UK 'keeps spending taps open' to fight Covid-driven deep slump

UK Chancellor of the Exchequer Rishi Sunak will spend a further £55bn (€61.8bn) in fighting the health and economic costs of Covid. File picture: Yui Mok
UK Chancellor Rishi Sunak is "keeping the spending taps open" during the Covid-19 crisis but the worst mistake he could make is to pull back from the spending spree too soon, a senior economist has said.
Mr Sunak will spend a further £55bn (€61.8bn) to add to the £280bn (€313.9bn), equivalent to 14.5% of Britain's GDP, already committed in the financial year to fighting the health and economic costs of Covid, said Ruth Gregory, senior UK economist, at Capital Economics.
The world’s sixth-biggest economy is now set to shrink by 11.3% in 2020, its biggest contraction since the early 1700s, before growing by 5.5% in 2021, Mr Sunak said as he announced a one-year spending plan.
“Our health emergency is not yet over. And our economic emergency has only just begun,” he told the UK parliament. “So our immediate priority is to protect people’s lives and livelihoods.”
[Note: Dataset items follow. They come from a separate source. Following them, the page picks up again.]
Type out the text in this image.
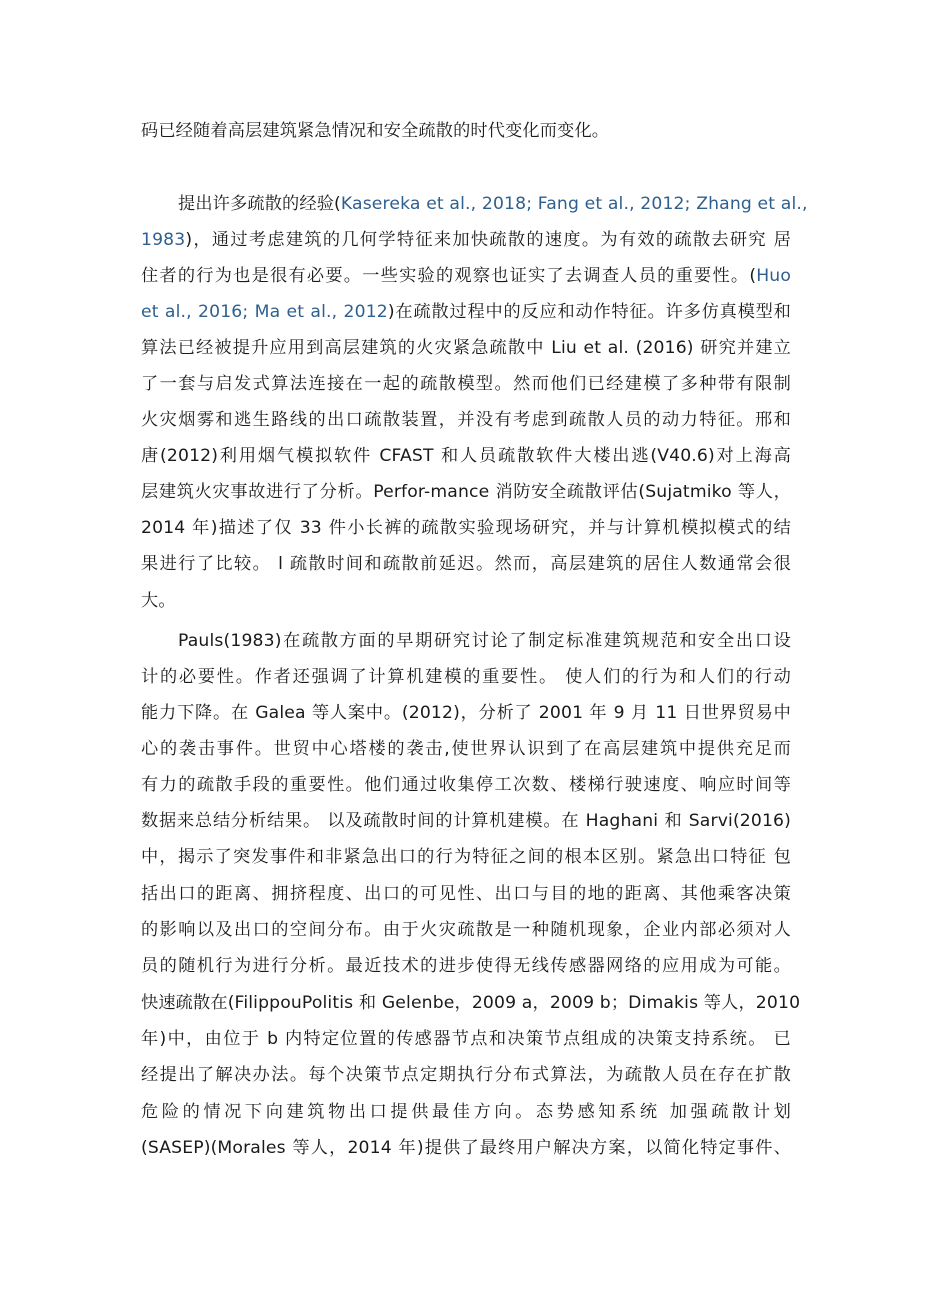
码已经随着高层建筑紧急情况和安全疏散的时代变化而变化。
提出许多疏散的经验(Kasereka et al., 2018; Fang et al., 2012; Zhang et al.,
1983)，通过考虑建筑的几何学特征来加快疏散的速度。为有效的疏散去研究 居
住者的行为也是很有必要。一些实验的观察也证实了去调查人员的重要性。(Huo
et al., 2016; Ma et al., 2012)在疏散过程中的反应和动作特征。许多仿真模型和
算法已经被提升应用到高层建筑的火灾紧急疏散中 Liu et al. (2016) 研究并建立
了一套与启发式算法连接在一起的疏散模型。然而他们已经建模了多种带有限制
火灾烟雾和逃生路线的出口疏散装置，并没有考虑到疏散人员的动力特征。邢和
唐(2012)利用烟气模拟软件 CFAST 和人员疏散软件大楼出逃(V40.6)对上海高
层建筑火灾事故进行了分析。Perfor-mance 消防安全疏散评估(Sujatmiko 等人，
2014 年)描述了仅 33 件小长裤的疏散实验现场研究，并与计算机模拟模式的结
果进行了比较。 l 疏散时间和疏散前延迟。然而，高层建筑的居住人数通常会很
大。
Pauls(1983)在疏散方面的早期研究讨论了制定标准建筑规范和安全出口设
计的必要性。作者还强调了计算机建模的重要性。 使人们的行为和人们的行动
能力下降。在 Galea 等人案中。(2012)，分析了 2001 年 9 月 11 日世界贸易中
心的袭击事件。世贸中心塔楼的袭击,使世界认识到了在高层建筑中提供充足而
有力的疏散手段的重要性。他们通过收集停工次数、楼梯行驶速度、响应时间等
数据来总结分析结果。 以及疏散时间的计算机建模。在 Haghani 和 Sarvi(2016)
中，揭示了突发事件和非紧急出口的行为特征之间的根本区别。紧急出口特征 包
括出口的距离、拥挤程度、出口的可见性、出口与目的地的距离、其他乘客决策
的影响以及出口的空间分布。由于火灾疏散是一种随机现象，企业内部必须对人
员的随机行为进行分析。最近技术的进步使得无线传感器网络的应用成为可能。
快速疏散在(FilippouPolitis 和 Gelenbe，2009 a，2009 b；Dimakis 等人，2010
年)中，由位于 b 内特定位置的传感器节点和决策节点组成的决策支持系统。 已
经提出了解决办法。每个决策节点定期执行分布式算法，为疏散人员在存在扩散
危险的情况下向建筑物出口提供最佳方向。态势感知系统 加强疏散计划
(SASEP)(Morales 等人，2014 年)提供了最终用户解决方案，以简化特定事件、
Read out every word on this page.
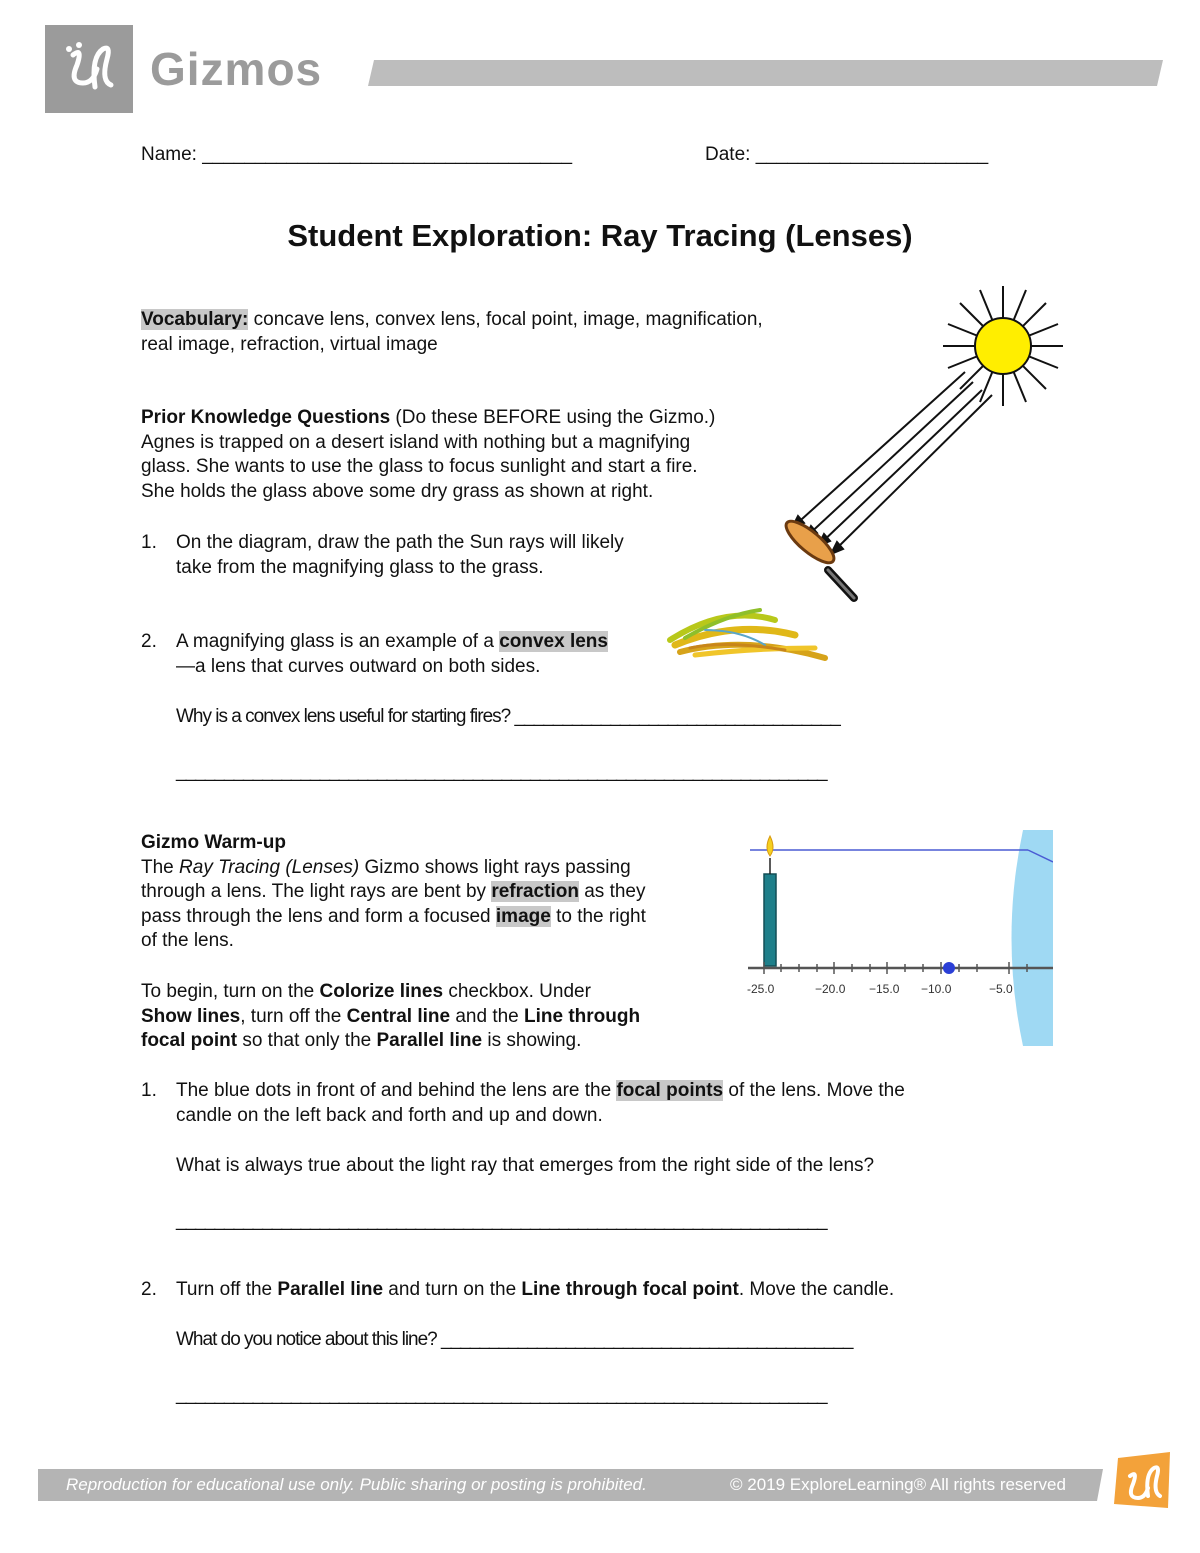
Gizmos
Name: ___________________________________	Date: ______________________
Student Exploration: Ray Tracing (Lenses)
Vocabulary: concave lens, convex lens, focal point, image, magnification,
real image, refraction, virtual image
Prior Knowledge Questions (Do these BEFORE using the Gizmo.)
Agnes is trapped on a desert island with nothing but a magnifying
glass. She wants to use the glass to focus sunlight and start a fire.
She holds the glass above some dry grass as shown at right.
1. On the diagram, draw the path the Sun rays will likely
take from the magnifying glass to the grass.
2. A magnifying glass is an example of a convex lens
—a lens that curves outward on both sides.
Why is a convex lens useful for starting fires? __________________________________
____________________________________________________________________
Gizmo Warm-up
The Ray Tracing (Lenses) Gizmo shows light rays passing
through a lens. The light rays are bent by refraction as they
pass through the lens and form a focused image to the right
of the lens.
To begin, turn on the Colorize lines checkbox. Under
Show lines, turn off the Central line and the Line through
focal point so that only the Parallel line is showing.
-25.0	−20.0 −15.0 −10.0	−5.0
1. The blue dots in front of and behind the lens are the focal points of the lens. Move the
candle on the left back and forth and up and down.
What is always true about the light ray that emerges from the right side of the lens?
____________________________________________________________________
2. Turn off the Parallel line and turn on the Line through focal point. Move the candle.
What do you notice about this line? ___________________________________________
____________________________________________________________________
Reproduction for educational use only. Public sharing or posting is prohibited.	© 2019 ExploreLearning® All rights reserved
Announcing the latest forecasts from the Office for Budget Responsibility (OBR), Mr Sunak said public borrowing would be £394bn (€441.8bn) in the 2020-21 financial year that began in April.
However, Ms Gregory said that "the chancellor’s spending spree looks set to continue for some time yet" and maybe the best way to counteract the country's deep recession. She said the British economy may be stronger than the OBR numbers suggest.
"First, we think the OBR’s forecasts are underplaying the effect of vaccines on economic activity which would go along way to filling any fiscal hole," Ms Gregory said.
"Second, it is not necessarily the case that there will be a fiscal hole anyway if the economy eventually gets back to its pre-virus level as we think it will."
Ms Gregory said UK taxes may have to rise "but the danger is that taxes rise by more than spending... and that a fiscal tightening is announced in the next two years before the economic recovery is entrenched".